Strictly speaking, you’d be hard-pressed to find anything that’s particularly unique about Hollow Knight – it brings a lot of Dark Souls elements to a Symphony of the Night- style game, but none of the abilities or other mechanics feel particularly game-changing by themselves. The art and story are essentially insect spins on the old “exploring a ruined underground society” trope that is over-represented in the genre. Thinking about it, I’m not sure this is a meaningful complaint though – some Metroidvania games add gimmicks or throw in other genres, but very few introduce changes that truly change the form of the game.

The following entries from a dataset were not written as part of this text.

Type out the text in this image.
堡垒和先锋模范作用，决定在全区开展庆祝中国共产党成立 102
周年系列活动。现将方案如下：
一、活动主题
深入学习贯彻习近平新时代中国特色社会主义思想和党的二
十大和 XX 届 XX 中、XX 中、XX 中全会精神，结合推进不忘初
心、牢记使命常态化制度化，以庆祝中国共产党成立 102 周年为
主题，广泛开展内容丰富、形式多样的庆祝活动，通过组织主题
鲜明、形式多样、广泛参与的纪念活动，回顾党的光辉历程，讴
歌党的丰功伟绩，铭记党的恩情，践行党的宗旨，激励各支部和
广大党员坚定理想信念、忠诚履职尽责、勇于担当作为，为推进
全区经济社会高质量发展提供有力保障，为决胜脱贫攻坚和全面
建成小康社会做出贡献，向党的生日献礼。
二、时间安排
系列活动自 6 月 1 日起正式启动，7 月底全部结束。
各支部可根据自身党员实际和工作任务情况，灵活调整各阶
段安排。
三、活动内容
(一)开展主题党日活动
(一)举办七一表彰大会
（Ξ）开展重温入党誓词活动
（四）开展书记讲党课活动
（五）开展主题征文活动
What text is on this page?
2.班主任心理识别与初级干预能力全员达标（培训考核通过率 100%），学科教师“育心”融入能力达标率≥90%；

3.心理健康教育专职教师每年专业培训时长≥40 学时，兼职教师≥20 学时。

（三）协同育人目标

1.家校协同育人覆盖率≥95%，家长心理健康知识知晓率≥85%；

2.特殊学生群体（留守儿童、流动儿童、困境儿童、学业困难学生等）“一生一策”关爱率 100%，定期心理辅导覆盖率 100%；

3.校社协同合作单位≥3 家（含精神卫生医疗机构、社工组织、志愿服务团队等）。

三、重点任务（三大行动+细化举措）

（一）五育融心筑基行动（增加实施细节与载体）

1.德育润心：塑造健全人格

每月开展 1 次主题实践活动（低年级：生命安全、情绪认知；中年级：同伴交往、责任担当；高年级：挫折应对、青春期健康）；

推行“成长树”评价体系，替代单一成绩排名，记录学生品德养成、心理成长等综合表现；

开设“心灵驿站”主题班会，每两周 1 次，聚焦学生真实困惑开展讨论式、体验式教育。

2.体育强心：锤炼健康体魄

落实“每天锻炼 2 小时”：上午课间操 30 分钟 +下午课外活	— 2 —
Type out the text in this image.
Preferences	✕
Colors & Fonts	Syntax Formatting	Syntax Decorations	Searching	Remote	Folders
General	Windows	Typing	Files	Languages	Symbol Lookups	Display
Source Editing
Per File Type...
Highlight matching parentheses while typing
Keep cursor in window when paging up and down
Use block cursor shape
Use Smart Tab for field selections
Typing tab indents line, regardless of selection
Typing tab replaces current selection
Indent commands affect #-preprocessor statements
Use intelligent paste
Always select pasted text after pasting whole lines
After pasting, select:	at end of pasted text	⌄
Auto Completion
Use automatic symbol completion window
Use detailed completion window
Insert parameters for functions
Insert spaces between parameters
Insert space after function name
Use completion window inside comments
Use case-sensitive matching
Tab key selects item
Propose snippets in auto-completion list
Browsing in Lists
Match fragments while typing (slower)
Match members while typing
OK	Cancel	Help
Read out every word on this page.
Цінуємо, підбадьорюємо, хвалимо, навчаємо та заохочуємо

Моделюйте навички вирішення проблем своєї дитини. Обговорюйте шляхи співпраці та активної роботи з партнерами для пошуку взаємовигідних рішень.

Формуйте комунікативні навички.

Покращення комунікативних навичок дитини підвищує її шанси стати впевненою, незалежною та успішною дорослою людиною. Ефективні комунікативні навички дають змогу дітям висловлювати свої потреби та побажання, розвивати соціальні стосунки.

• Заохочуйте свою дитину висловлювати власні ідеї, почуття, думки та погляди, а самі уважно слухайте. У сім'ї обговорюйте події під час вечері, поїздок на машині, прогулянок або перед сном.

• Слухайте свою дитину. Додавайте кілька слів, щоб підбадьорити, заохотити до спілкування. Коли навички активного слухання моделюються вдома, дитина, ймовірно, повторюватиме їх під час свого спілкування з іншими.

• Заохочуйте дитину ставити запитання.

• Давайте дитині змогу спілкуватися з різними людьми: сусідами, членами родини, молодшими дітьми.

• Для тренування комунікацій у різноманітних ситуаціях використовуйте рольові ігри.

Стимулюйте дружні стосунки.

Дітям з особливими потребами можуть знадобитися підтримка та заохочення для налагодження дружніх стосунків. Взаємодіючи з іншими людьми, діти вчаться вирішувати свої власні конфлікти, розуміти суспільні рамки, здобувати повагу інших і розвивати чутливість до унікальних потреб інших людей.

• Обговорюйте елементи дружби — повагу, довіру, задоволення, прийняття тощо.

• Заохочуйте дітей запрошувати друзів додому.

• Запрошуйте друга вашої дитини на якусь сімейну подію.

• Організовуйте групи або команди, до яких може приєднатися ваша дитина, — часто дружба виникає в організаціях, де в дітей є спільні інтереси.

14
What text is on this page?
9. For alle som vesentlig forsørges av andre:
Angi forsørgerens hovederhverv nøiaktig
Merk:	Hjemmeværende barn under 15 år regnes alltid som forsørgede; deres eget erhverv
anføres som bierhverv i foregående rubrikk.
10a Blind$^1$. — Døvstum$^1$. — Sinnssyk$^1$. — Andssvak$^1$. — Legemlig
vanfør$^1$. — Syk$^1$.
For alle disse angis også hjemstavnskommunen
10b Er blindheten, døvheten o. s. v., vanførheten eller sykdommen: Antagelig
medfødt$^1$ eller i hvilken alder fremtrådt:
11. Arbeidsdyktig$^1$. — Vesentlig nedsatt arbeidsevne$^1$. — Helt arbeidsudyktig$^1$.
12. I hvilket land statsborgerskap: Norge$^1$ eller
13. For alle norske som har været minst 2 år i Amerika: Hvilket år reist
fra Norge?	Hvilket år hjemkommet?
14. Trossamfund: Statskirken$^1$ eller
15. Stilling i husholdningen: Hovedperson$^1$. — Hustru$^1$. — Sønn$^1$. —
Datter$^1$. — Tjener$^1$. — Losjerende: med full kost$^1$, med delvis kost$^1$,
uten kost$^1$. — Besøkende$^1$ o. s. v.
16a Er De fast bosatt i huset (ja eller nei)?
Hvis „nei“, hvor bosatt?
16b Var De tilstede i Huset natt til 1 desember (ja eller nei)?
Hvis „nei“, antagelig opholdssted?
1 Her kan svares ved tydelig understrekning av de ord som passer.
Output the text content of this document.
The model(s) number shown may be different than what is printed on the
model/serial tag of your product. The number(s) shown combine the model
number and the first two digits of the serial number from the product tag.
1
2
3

And Hollow Knight does everything so, so well – the art, story and characters make every area genuinely inviting to explore, the abilities and vast amounts of different enemies make the combat a pleasure to master and the variety of the areas make exploring optional content a pure joy.

It is unusual for Kickstarter games to be larger than you expected, but Hollow Knight is a massive experience and not one bit of it feels out-of-place. 2017 has opened up to a very strong start for games and it’s not looking like it’s about to let up.

Posted on Mar 20/17 by Saint and filed under Reflections | No Comments »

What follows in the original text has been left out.